For decades, acid attacks in India have been documented through statistics, court judgments and intermittent headlines. Far less attention has been paid to what follows long after the violence ends. Beyond medical treatment and criminal trials, survivors often face enduring social barriers—quiet, persistent forms of exclusion that rarely enter public debate or legal consideration.

India has long recognised and named entrenched prejudices such as sexism, casteism, racism and ableism. Yet another widespread form of discrimination remains largely invisible. It shapes the everyday realities of acid attack survivors and others living with facial disfigurement. It affects who is hired, who is offered housing, how strangers respond in public spaces and how institutions engage with them.

Discrimination becomes easier to confront once it is named. This form deserves a name: visageism—the exclusion or unequal treatment of people because their appearance is altered or visibly different. Despite its prevalence, this steady marginalisation has gone largely unacknowledged.

India’s criminal laws addressing acid violence are detailed on paper. But the long-term consequences of such attacks receive far less attention than the prosecution and punishment of offenders. Survivors spend years undergoing surgeries, navigating compensation mechanisms and rebuilding confidence in public life. While sympathy may exist, meaningful opportunities often remain out of reach. Justice, in practice, ends at the courtroom door, while the rest of a survivor’s life continues to be shaped by invisible barriers the law does not yet recognise.

The absence of a clear anti-discrimination framework has tangible consequences. Survivors withdraw from the workforce not due to lack of ability, but because employers hesitate to place them in public-facing roles. Students returning after prolonged medical treatment struggle to re-enter classrooms without stigma. State responses tend to focus on compensation and limited medical aid, rarely addressing what social reintegration truly demands.

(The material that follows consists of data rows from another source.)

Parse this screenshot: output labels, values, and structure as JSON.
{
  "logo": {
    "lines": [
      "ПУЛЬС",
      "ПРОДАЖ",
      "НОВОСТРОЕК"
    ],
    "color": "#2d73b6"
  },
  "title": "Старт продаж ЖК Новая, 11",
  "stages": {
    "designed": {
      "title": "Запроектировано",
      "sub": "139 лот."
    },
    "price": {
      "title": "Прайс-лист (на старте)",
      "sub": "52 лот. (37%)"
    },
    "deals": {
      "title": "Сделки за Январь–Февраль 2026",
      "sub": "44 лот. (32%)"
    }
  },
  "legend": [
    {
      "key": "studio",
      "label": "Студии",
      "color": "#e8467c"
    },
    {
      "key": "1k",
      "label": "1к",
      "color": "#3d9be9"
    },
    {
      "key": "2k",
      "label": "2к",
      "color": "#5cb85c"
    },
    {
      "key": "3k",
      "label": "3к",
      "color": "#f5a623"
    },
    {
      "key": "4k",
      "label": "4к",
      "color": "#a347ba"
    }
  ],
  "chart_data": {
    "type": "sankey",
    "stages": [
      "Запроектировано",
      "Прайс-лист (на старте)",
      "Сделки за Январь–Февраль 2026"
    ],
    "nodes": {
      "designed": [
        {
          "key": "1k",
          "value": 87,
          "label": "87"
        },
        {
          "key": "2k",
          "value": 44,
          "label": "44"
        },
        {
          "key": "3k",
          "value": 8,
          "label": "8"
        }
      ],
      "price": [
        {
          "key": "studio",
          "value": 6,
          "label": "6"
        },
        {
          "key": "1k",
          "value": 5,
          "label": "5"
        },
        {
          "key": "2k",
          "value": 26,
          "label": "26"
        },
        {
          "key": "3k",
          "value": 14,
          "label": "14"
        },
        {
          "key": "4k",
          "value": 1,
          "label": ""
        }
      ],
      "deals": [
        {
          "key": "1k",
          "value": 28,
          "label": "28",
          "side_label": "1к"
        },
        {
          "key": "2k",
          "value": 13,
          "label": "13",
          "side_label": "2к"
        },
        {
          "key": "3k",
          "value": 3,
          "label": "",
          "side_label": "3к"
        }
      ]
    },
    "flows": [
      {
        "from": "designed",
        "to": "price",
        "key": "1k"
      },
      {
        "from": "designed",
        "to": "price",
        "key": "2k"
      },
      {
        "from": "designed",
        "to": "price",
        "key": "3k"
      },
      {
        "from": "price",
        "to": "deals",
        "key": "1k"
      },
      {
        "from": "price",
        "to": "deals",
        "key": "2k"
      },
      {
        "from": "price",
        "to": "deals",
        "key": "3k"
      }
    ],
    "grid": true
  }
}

Across the country, young people and advocacy groups are beginning to recognise this gap. Increasingly, conversations with students and rehabilitation advocates are centring on frameworks that prioritise survivor agency during the transition back to education, employment and community life. The principle is straightforward: reintegration cannot depend solely on personal resilience. It requires institutional readiness, training to address unconscious bias and a shared understanding that a changed face does not diminish a person’s capability or ambition.

Community initiatives, however well designed, cannot substitute for legal protection. Without formally recognising visageism as a form of discrimination, employers and institutions remain free to exclude without accountability. India already has experience in building statutory safeguards for marginalised groups. The challenge here is not technical, but moral. It requires acknowledging that appearance-based exclusion is structural, not merely emotional or incidental.

A dedicated anti-discrimination law would be far more than symbolic. It would promote transparent hiring practices, protect students from bias and mandate reasonable accommodations to support survivors during reintegration. Above all, it would affirm that human worth is not measured by facial symmetry, but by potential, skill and aspiration.

Acid violence persists in India due to multiple factors—weak enforcement, inadequate regulation of corrosive substances and deeply rooted gender norms. Yet the long arc of a survivor’s life depends on choices that extend beyond criminal justice. It depends on whether society restores dignity, not merely punishes wrongdoing.

Naming the prejudice that pushes survivors to the margins, and legislating against it, is essential. Doing so gestures towards a vision of India where appearance does not determine access or opportunity. The law cannot undo every harm, but it can redefine who belongs. That redefinition is overdue. Confronting visageism is not optional for a society committed to equality—it is imperative.